Ingestion & Output Pipeline
Input: Telegram bot receives job posting URL or screenshot (OCR extraction). Processing: parse JD → match against profile → mutate resume → compile LaTeX (single-page enforcement) → generate outreach drafts (email, LinkedIn DM, referral ask). Output: compiled PDF uploaded to Google Drive, calendar event created for follow-up, escalation tiers for automated follow-up scheduling.
Product Decisions
Chose Telegram over web UI for zero-friction input — paste a link, get a pack. LaTeX over DOCX for precise formatting control and ATS compatibility. Editable regions over full-document mutation to enforce truthfulness — the LLM can only modify designated sections, never fabricate new experience. Eval-first development: wrote the eval framework before building the agents, so quality constraints shaped the architecture.
Architecture
Telegram webhook → FastAPI service → Agent orchestrator (Planner → Executor → Profile) → LaTeX compiler → Google Drive upload → Calendar event creation.
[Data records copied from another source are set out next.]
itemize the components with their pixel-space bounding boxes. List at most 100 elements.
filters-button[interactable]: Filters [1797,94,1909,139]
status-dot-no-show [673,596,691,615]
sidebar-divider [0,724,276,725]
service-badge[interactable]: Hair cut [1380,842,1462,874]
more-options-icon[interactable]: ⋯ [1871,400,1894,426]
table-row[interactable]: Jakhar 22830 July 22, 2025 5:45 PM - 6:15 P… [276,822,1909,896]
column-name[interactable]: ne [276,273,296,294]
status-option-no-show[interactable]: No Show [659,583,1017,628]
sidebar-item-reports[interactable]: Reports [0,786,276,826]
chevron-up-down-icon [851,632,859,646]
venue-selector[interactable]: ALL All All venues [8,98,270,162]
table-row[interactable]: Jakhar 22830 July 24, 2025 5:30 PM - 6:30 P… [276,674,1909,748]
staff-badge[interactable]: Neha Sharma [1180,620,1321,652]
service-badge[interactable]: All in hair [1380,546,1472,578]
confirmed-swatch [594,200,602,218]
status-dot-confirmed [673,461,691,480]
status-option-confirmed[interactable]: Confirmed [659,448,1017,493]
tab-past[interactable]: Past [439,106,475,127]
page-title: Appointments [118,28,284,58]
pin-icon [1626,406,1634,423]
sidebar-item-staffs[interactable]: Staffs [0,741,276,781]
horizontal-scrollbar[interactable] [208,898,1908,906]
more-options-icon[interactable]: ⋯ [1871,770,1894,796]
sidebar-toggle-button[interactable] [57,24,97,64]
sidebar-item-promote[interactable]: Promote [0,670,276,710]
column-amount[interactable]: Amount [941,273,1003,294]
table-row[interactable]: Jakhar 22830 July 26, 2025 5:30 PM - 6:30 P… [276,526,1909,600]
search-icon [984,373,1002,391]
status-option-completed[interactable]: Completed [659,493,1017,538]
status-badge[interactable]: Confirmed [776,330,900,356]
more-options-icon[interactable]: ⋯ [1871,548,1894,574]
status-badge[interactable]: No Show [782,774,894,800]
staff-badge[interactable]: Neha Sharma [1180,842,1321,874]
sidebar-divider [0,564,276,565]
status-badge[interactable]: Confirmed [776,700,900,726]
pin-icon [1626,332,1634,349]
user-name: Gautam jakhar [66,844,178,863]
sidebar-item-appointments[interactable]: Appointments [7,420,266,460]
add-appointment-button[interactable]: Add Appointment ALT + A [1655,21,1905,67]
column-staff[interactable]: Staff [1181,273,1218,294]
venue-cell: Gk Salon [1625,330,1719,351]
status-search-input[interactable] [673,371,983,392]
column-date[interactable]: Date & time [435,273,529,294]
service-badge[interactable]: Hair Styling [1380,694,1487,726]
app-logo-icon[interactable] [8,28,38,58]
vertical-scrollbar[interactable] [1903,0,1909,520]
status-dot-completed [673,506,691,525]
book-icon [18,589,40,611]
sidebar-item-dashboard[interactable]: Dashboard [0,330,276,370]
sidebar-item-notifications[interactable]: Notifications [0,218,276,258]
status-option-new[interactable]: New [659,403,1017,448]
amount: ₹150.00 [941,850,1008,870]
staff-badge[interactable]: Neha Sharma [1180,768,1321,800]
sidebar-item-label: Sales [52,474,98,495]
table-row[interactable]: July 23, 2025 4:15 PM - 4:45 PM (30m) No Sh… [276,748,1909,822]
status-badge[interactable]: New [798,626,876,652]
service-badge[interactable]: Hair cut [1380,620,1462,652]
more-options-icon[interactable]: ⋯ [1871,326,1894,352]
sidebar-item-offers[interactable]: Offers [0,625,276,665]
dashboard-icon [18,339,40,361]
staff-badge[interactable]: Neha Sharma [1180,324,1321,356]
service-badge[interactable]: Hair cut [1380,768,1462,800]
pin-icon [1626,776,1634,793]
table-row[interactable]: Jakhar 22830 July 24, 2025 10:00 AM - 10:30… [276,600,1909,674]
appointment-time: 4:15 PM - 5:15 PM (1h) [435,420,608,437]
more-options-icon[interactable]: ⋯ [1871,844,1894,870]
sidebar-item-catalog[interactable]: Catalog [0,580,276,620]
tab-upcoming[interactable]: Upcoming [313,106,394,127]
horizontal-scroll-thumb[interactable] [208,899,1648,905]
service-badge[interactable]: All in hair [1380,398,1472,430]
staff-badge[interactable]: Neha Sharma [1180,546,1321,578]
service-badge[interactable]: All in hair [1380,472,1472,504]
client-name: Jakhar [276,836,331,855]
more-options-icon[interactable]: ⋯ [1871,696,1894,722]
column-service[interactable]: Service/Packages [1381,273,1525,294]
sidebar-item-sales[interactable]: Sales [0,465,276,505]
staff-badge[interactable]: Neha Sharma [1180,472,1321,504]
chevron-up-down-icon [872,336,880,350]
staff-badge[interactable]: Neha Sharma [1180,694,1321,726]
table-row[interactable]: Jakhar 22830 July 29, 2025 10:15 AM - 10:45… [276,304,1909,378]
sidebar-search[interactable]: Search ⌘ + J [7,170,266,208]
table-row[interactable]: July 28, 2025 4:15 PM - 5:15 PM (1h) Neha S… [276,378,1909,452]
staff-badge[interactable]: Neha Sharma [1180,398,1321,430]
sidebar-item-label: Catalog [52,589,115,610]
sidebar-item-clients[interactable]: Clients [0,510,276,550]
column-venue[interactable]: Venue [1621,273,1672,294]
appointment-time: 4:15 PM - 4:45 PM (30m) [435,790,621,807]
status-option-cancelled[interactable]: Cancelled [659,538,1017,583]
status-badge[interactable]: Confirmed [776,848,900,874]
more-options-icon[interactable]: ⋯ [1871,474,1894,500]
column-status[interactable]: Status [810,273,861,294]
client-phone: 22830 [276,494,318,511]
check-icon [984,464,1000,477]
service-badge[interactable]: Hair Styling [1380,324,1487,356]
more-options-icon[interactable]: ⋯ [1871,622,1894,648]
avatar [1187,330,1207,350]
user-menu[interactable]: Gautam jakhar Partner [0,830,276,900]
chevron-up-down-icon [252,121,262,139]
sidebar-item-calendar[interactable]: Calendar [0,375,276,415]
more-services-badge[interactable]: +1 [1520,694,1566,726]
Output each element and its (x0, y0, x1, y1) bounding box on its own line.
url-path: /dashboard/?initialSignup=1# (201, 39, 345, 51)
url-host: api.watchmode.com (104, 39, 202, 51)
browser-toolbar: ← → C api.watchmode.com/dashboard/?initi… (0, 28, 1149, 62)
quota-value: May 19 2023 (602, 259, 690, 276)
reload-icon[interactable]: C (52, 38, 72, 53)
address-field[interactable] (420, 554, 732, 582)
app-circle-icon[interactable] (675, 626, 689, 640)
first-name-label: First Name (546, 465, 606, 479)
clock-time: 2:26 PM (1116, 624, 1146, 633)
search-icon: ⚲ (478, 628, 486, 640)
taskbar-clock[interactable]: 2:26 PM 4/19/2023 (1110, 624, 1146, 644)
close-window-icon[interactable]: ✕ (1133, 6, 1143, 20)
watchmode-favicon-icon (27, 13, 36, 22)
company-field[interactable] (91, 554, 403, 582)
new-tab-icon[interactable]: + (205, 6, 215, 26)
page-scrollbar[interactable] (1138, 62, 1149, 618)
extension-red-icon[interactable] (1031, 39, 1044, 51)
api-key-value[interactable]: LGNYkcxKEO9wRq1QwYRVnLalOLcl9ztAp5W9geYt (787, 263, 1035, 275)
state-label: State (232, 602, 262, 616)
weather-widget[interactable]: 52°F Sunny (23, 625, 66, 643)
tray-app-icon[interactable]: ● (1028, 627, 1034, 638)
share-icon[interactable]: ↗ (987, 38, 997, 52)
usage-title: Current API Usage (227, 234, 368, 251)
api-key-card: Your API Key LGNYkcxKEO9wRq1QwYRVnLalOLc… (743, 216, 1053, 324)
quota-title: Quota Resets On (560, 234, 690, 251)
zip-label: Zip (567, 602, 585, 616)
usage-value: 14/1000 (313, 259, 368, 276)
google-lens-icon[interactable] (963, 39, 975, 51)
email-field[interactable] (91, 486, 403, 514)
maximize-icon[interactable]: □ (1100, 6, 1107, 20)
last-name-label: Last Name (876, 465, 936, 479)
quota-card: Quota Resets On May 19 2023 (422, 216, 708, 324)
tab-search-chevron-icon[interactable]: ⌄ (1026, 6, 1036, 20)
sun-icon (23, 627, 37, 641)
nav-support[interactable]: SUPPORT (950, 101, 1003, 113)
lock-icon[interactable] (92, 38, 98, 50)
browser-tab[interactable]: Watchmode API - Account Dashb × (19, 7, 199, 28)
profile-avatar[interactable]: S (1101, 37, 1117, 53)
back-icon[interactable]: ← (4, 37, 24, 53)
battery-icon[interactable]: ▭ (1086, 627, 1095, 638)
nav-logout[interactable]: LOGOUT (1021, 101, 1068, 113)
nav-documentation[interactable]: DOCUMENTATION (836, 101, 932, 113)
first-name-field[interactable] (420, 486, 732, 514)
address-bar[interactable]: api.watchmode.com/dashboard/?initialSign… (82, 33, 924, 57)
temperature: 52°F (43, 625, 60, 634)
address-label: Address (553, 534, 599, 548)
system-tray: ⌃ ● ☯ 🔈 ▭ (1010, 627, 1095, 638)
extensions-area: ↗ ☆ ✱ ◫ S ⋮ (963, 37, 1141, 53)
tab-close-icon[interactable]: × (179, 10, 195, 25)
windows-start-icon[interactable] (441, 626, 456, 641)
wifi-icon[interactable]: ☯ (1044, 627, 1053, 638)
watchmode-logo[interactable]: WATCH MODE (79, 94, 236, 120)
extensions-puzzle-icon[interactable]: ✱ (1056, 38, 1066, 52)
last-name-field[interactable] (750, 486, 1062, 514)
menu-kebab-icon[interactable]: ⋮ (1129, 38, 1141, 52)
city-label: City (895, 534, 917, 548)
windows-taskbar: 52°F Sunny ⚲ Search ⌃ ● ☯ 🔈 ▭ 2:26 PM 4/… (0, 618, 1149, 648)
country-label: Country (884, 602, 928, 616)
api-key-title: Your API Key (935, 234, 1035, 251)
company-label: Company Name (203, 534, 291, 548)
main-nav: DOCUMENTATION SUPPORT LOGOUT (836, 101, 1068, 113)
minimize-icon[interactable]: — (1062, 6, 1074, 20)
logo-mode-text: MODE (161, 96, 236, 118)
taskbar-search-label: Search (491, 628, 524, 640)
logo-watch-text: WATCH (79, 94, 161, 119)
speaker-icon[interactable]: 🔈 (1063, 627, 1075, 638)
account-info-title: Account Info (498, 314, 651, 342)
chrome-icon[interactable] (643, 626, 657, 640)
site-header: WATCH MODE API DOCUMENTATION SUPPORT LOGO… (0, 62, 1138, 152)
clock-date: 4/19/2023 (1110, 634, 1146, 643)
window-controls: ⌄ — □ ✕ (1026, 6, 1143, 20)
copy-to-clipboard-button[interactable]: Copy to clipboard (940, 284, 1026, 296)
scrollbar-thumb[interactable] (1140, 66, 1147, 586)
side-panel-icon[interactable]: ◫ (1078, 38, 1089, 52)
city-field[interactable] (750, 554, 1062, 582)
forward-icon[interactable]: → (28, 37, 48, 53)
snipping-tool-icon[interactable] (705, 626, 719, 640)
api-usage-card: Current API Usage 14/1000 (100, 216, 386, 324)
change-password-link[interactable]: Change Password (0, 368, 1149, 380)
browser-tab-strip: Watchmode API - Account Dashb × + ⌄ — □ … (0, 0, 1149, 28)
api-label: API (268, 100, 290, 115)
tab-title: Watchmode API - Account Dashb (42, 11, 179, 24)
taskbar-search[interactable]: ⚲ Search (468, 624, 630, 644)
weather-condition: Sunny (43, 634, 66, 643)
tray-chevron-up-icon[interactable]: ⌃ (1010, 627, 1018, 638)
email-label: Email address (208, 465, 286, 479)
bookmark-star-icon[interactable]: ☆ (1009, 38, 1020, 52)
PostgreSQL for application history and profile state. Railway for deployment with environment-based config.
Metrics & Impact
222 tests passing with CI gates enforced. 39 commits across the project. Production-deployed on Railway. Complete application pack generated from a single Telegram message. Eval framework catches forbidden claims, compilation failures, and edit violations before they reach production.
Challenges & Trade-offs
LLM output variance required building the eval framework first — without it, resume mutations would drift toward hallucination. LaTeX single-page enforcement needed iterative font/margin tuning per resume variant. Cost control: OpenRouter routing lets the system pick cheaper models for parsing while reserving expensive models for resume mutation.
Lessons
Eval frameworks aren't overhead — they're the product. Without CI-gated quality checks, LLM-powered systems degrade silently. Truthfulness guards must be architectural (editable regions), not just prompt-level. Telegram bots are underrated as production interfaces for personal tools.